At least six deaths were confirmed early Wednesday after a blaze ripped through a high-rise apartment block in the British capital as residents slept. At least 74 people were injured, according to authorities.
The fire continued to rage throughout the building on Wednesday morning, with reports suggesting there were still people trapped inside the residential block in west London.
Emergency services were contacted shortly before 1am in the capital, with 200 firefighters being deployed to the area along with 40 fire engines. Along with ambulance crews, the firefighters are continuing to tackle the blaze.
“I can confirm six fatalities at this time but this figure is likely to rise during what will be a complex recovery operation over a number of days,” London Metropolitan Police commander Stuart Cundy said.
London Fire Commissioner Danny Cotton said it was an “unprecedented situation”, confirming that the fire “has affected all floors of this 24 storey building, from the second floor up”.
“At this time I am sad to confirm that we now know that there have been fatalities,” Cotton said in a statement early on Wednesday.
The cause of the fire has not yet been established, while a structural engineer has concluded that the tower is not in danger of collapsing.
Local councillor Judith Blakeman, who lives across the road from Grenfell Tower, said there was between 400 and 600 people living in the block.
London mayor Sadiq Khan said that he was “devastated” at the scenes that were unfolding at Greenfell, and vowed to provide answers for those in the city.
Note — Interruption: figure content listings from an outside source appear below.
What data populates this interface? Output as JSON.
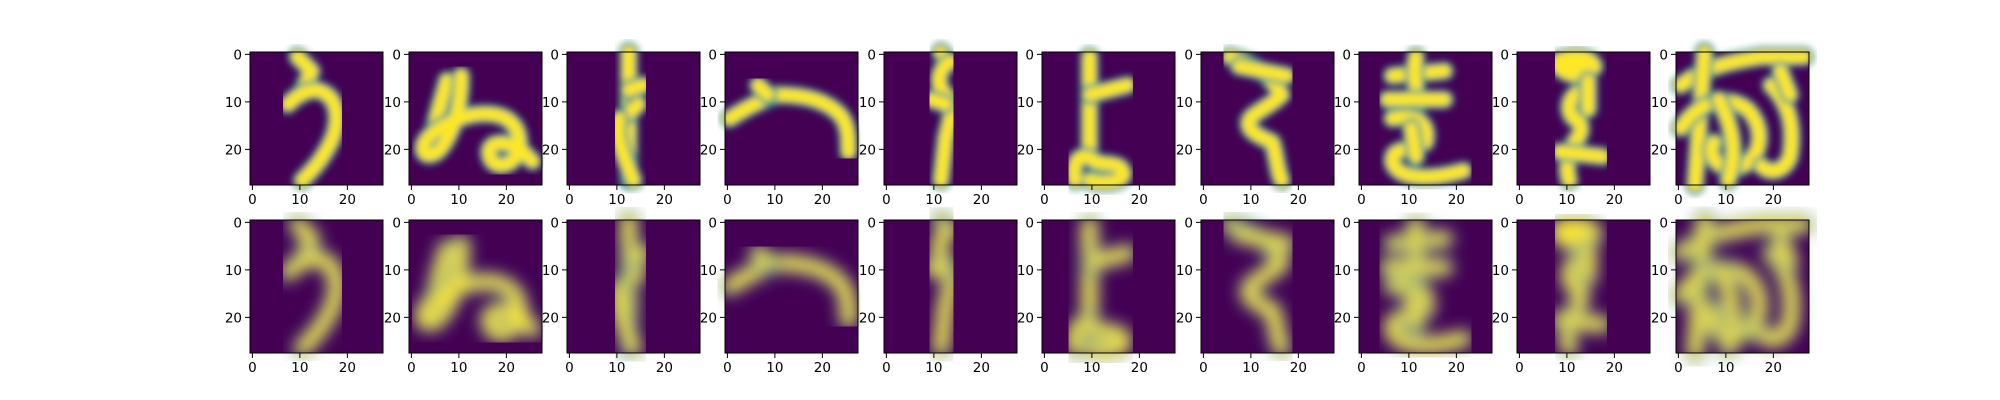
{
  "chart_data": {
    "type": "heatmap",
    "colormap": "viridis",
    "colors": {
      "low": "#440154",
      "mid": "#21918c",
      "high": "#fde725"
    },
    "image_size": [
      28,
      28
    ],
    "x_ticks": [
      "0",
      "10",
      "20"
    ],
    "y_ticks": [
      "0",
      "10",
      "20"
    ],
    "rows": [
      {
        "role": "original",
        "panels": [
          "ra",
          "nu",
          "ki",
          "he",
          "su",
          "to",
          "tsu",
          "ma",
          "ko",
          "wo"
        ]
      },
      {
        "role": "reconstruction",
        "panels": [
          "ra",
          "nu",
          "ki",
          "he",
          "su",
          "to",
          "tsu",
          "ma",
          "ko",
          "wo"
        ]
      }
    ]
  }
}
“My heart goes out to everyone affected. I am sad to confirm that we now know there have been fatalities and more than fifty people have been taken to hospitals including Royal Free, King’s St. Thomas’s, St Mary’s and Chelsea and Westminster to be treated for injuries,” Khan said.
He continued: “There will be a great many questions over the coming days as to the cause of this tragedy and I want to reassure Londoners that we will get all the answers.”
Grenfell Tower, built in the 1970s as part of a larger social housing complex in the Lancaster West estate in north Kensington, underwent a £10m refurbishment in 2016.
Following this, the tower received a fire risk assessment last June and was assessed as being a “medium” fire risk, defined as presenting a normal fire risk.